Semantic communication is an emerging paradigm with significant potential for image transmission. However, resource-efficient architecture design and resource allocation in this field have not received adequate research attention. This paper proposes a resource-efficient multi-branch semantic communication architecture based on saliency detection, aimed at optimizing computational efficiency in image transmission. The architecture leverages models with varying capacities to process regions of images with different complexities. We further address the problem of multi-user uplink semantic communication and resource allocation, focusing on minimizing the total energy consumption for communication and computation.

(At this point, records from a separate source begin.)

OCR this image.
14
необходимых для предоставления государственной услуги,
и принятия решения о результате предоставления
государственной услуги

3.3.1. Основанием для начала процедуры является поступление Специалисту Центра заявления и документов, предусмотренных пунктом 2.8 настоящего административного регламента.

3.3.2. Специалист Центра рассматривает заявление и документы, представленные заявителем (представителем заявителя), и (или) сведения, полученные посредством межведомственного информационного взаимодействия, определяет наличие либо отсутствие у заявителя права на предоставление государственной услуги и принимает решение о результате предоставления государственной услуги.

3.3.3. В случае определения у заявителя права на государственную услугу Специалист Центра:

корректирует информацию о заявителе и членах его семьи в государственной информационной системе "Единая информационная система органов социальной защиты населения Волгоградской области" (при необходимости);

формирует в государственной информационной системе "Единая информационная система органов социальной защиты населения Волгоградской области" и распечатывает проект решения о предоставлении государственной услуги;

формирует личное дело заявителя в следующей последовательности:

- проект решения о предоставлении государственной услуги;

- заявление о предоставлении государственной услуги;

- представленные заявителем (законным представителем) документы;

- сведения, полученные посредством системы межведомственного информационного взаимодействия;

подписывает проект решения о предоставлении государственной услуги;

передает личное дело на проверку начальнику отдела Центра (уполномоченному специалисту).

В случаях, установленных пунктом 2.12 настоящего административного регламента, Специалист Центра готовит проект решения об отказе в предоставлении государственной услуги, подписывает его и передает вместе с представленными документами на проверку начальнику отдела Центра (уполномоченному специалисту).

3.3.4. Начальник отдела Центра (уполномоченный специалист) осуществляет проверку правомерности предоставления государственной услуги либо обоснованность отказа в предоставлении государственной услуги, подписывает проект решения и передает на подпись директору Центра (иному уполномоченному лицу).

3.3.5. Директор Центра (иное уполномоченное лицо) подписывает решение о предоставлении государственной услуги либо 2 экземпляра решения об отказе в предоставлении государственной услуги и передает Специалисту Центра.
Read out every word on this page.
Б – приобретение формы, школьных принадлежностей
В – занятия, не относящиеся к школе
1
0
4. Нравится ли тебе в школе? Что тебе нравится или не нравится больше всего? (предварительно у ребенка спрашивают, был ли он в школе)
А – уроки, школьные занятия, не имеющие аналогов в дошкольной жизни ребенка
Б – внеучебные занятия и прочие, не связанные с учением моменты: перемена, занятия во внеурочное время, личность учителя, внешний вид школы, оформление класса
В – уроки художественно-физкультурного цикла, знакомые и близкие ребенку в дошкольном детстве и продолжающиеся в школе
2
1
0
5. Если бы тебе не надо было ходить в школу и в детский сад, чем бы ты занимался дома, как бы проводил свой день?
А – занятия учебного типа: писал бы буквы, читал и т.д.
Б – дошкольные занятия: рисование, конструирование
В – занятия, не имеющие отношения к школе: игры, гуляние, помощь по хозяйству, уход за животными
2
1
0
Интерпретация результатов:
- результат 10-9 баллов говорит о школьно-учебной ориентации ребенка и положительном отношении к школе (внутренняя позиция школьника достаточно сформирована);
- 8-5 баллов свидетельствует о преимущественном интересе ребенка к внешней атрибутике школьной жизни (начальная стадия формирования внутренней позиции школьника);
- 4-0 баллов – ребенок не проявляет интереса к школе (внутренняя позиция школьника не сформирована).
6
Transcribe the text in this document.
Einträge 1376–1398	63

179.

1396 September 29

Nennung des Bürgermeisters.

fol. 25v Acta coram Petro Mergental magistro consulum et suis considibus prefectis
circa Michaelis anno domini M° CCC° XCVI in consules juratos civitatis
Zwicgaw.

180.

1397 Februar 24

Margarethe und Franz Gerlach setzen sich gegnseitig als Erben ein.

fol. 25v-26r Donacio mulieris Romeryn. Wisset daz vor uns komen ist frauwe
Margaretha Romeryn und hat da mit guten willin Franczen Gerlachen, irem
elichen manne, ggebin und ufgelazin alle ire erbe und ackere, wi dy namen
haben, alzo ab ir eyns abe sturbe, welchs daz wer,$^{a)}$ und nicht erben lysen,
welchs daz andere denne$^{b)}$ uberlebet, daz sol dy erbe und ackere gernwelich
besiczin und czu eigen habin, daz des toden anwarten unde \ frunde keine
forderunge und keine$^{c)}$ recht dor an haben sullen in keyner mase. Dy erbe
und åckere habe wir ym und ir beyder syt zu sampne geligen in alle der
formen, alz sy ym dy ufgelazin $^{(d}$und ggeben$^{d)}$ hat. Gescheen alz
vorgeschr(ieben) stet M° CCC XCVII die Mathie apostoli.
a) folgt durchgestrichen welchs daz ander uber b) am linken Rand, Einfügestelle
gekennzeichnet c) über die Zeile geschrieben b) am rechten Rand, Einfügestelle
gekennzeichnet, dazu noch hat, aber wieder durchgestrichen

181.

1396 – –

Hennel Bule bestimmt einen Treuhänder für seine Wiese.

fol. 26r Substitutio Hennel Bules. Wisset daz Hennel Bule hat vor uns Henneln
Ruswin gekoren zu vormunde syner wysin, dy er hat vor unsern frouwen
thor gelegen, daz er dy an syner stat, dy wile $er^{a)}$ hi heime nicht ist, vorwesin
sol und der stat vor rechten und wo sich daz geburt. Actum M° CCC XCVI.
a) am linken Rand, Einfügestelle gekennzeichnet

The optimization problem, subject to user demand, computation, delay, and transmission power constraints, is non-convex due to the coupling of variables, making it challenging to solve. To tackle this, we introduce a two-level decomposition approach. The lower-level problem, given a fixed compression rate, is solved using Karush-Kuhn-Tucker (KKT) conditions to derive closed-form solutions for transmission power and computation frequency. The upper-level problem, which optimizes the compression rate, is reformulated as a monotone optimization problem for efficient solution finding. Numerical results demonstrate that the proposed architecture significantly reduces computational resource usage while maintaining image quality, and the resource allocation strategy effectively minimizes energy consumption, outperforming baseline schemes in terms of energy efficiency.